Il lavoro di Migliora si distingue per il forte impegno verso le minoranze, le forme di conoscenza marginalizzate e le storie non raccontate, trasformando queste tematiche in potenti strumenti di riflessione e resistenza. Negli ultimi anni, l’artista ha esteso la sua ricerca, integrando una prospettiva multispecie, che include il mondo animale e vegetale, contribuendo così a un dialogo più ampio sulla crisi ecologica e sulla necessità di rivedere i rapporti tra umano e non umano, alla ricerca di nuove modalità di coesistenza e sopravvivenza.

Nel 2009 e nel 2023 ha ricevuto il sostegno del programma Italian Council per la produzione dell'opera Lo Spettro di Malthus e per la pubblicazione della sua prima monografia, a cura di Anna Cestelli Guidi e Matteo Lucchetti.

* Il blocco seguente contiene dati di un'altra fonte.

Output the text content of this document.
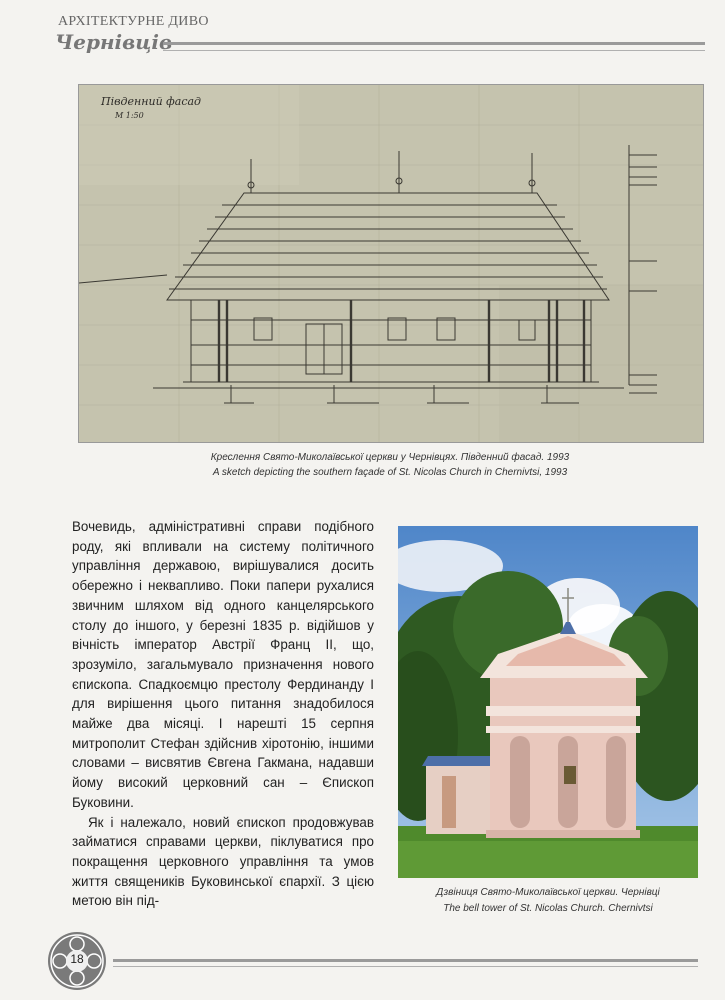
АРХІТЕКТУРНЕ ДИВО
Чернівців
Південний фасад
М 1:50
Креслення Свято-Миколаївської церкви у Чернівцях. Південний фасад. 1993
A sketch depicting the southern façade of St. Nicolas Church in Chernivtsi, 1993

Вочевидь, адміністративні справи подібного роду, які впливали на систему політичного управління державою, вирішувалися досить обережно і неквапливо. Поки папери рухалися звичним шляхом від одного канцелярського столу до іншого, у березні 1835 р. відійшов у вічність імператор Австрії Франц II, що, зрозуміло, загальмувало призначення нового єпископа. Спадкоємцю престолу Фердинанду І для вирішення цього питання знадобилося майже два місяці. І нарешті 15 серпня митрополит Стефан здійснив хіротонію, іншими словами – висвятив Євгена Гакмана, надавши йому високий церковний сан – Єпископ Буковини.

Як і належало, новий єпископ продовжував займатися справами церкви, піклуватися про покращення церковного управління та умов життя священиків Буковинської єпархії. З цією метою він під-

Дзвіниця Свято-Миколаївської церкви. Чернівці
The bell tower of St. Nicolas Church. Chernivtsi
18
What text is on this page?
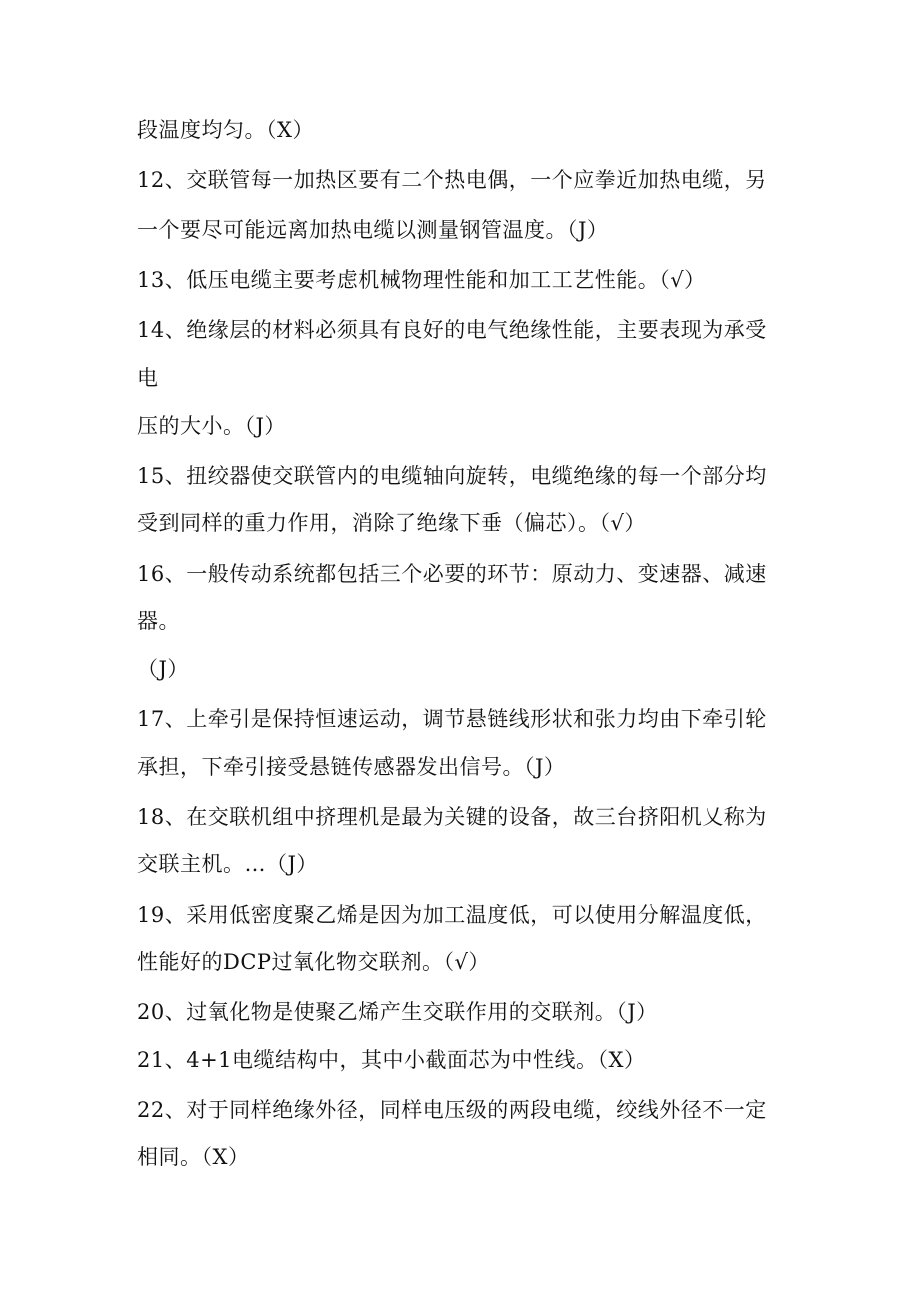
段温度均匀。（X）
12、交联管每一加热区要有二个热电偶，一个应拳近加热电缆，另
一个要尽可能远离加热电缆以测量钢管温度。（J）
13、低压电缆主要考虑机械物理性能和加工工艺性能。（√）
14、绝缘层的材料必须具有良好的电气绝缘性能，主要表现为承受
电
压的大小。（J）
15、扭绞器使交联管内的电缆轴向旋转，电缆绝缘的每一个部分均
受到同样的重力作用，消除了绝缘下垂（偏芯）。（√）
16、一般传动系统都包括三个必要的环节：原动力、变速器、减速
器。
（J）
17、上牵引是保持恒速运动，调节悬链线形状和张力均由下牵引轮
承担，下牵引接受悬链传感器发出信号。（J）
18、在交联机组中挤理机是最为关键的设备，故三台挤阳机乂称为
交联主机。…（J）
19、采用低密度聚乙烯是因为加工温度低，可以使用分解温度低，
性能好的DCP过氧化物交联剂。（√）
20、过氧化物是使聚乙烯产生交联作用的交联剂。（J）
21、4+1电缆结构中，其中小截面芯为中性线。（X）
22、对于同样绝缘外径，同样电压级的两段电缆，绞线外径不一定
相同。（X）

Il lavoro di Marzia Migliora è stato esposto in importanti istituzioni italiane e internazionali, tra cui la Galleria Regionale della Sicilia di Palazzo Abatellis, Palermo (2025); Tai Kwun Contemporary, Hong Kong (2023); MAO, Torino (2023); Radius Center for Contemporary Art and Ecology, Delft (2023); Dhaka Art Summit (2023); Fondazione Prada, Milano (2023); MAXXI, Roma (2023); Museo delle Civiltà, Roma (2022); Castello di Rivoli Museo d’Arte Contemporanea, Rivoli, Torino (2020); MA*GA, Gallarate (2020); OGR Officine Grandi Riparazioni, Torino (2019); Serlachius Museum, Mänttä (2019); Ca’ Rezzonico, Venezia (2017); Fondazione Merz, Torino (2015); 56a Esposizione Internazionale d’Arte – Biennale di Venezia nel Padiglione Italia (2015); MAMbo, Bologna (2013); Museo del Novecento, Milano (2011); Le MAGASIN - Centre National d’Art Contemporain, Grenoble (2010); Carré d’Art, Nîmes (2007); FACT, Foundation for Art and Creative Technology, Liverpool (2005); MART, Rovereto (2004); Fondazione Sandretto Re Rebaudengo, Torino (2004); Museo Nacional Centro de Arte Reina Sofia, Madrid (2003).

Le sue opere sono presenti in importanti collezioni pubbliche, tra cui A Collection, Venezia; Biedermann Museum, Donaueschingen; Collezione Antonio Dalle Nogare, Bolzano; The National Museum of Women in the Arts, Washington; Fundaciò Sorigué, Lleida; Castello di Rivoli Museo d’Arte Contemporanea, Rivoli, Torino; Museo del Novecento, Milano; Fondazione Sandretto Re Rebaudengo, Torino; Fondazione Merz, Torino; Collezione ACACIA, Milano; Collezione La Gaia, Busca; Collezione Videoinsight, Torino; MAO, Torino; Fundaciò Sorigué, Leida; Museo delle Civiltà, Roma.